Fram- KR Reykjavik
Nowy tydzień zaczynamy od meczu derbowego. W poniedziałkowy wieczór zapraszam na daleką Islandię, gdzie w stolicy kraju - Reykjaviku, Fram podejmować będzie swojego sąsiada zza miedzy, KR Reykjavik. Wprawdzie mówi się, że mecze derbowe rządzą się swoimi prawami, jednak ja w roli murowanego faworyta do wygranej, widzę ekipę gości. Klub którym kiedyś zajmował się Rafał Ulatowski, zajmuje obecnie 3 miejsce w tabeli. Liga islandzka zdominowana jest w tym sezonie przez Hafnarfjordur i Stjarnan, KR znajduje się na czele peletonu, mającego nadzieję dogonić wspomniane kluby. Za
KR-ingar przemawiają dobre wyniki osiągane na wyjeździe. Z siedmiu meczów rozegranych w tym sezonie na obcym terenie, 4 razy schodzili z boiska zwycięsko. Dysponują także drugą w lidze defensywą, która do tego pory w 15 spotkaniach wpuściła tyle samo goli. Wynik może i nie powala ale warto porównać go z osiągami Framu, który zachowując te same proporcje, po stronie strat ma aż 30 goli. Ogółem gospodarze dysponują drugą najgorszą defensywą w lidze. Jeśli porównamy z kolei siłę ataku, to przyjezdni znajdują się mniej więcej w połowie stawki. Gospodarze są w tym względzie z kolei najgorsi. Strzelili raptem 18 bramek. Nawet zamykający tabelę Thor Akureyri jest od nich lepszy. Do tej pory zdobyli 21 goli. Celem zajmującej obecnie 11 miejsce (premiowane spadkiem) będzie na pewno utrzymanie. Ale czy to się uda? Myślę, że z takim potencjałem z przodu, może być z tym problem. Warto zwrócić uwagę, że
Framarar to bardzo wygodna ekipa dla KR. Z pięciu ostatnich potyczek, trzykrotnie byli górą. Co ciekawe, były to trzy ostatnie spotkania między tymi zespołami. Z ostatnich 23 pojedynków, poniedziałkowi goście wygrywali aż 17 razy. Obecna forma obu zespołów, także zdecydowanie premiuje ich. Fram z siedmiu ostatnich meczów w lidze, wygrał raptem 2 razy. KR z kolei (nie licząc dwumeczu z Celticem) ostatni raz uległ w lidze 10 lipca ekipie Thora 0:2. Mimo to ostatnie cztery mecze (2 w lidze i 2 w pucharze), kończyły się ich zwycięstwami.

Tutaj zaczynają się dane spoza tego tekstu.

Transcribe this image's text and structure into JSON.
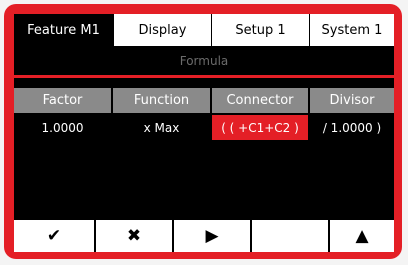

Podsumowując: przyjezdni są zdecydowanie na fali. Są piłkarsko lepszym zespołem. Dysponują i lepszą ofensywą jak i lepszą defensywą. Fram ze swoim kiepskim napadem, nie powinien stanowić większego zagrożenia dla KR, który według mnie zwyczajnie wypunktuje 18-krotnego mistrza Islandii.
Mój typ:
wygrana gości.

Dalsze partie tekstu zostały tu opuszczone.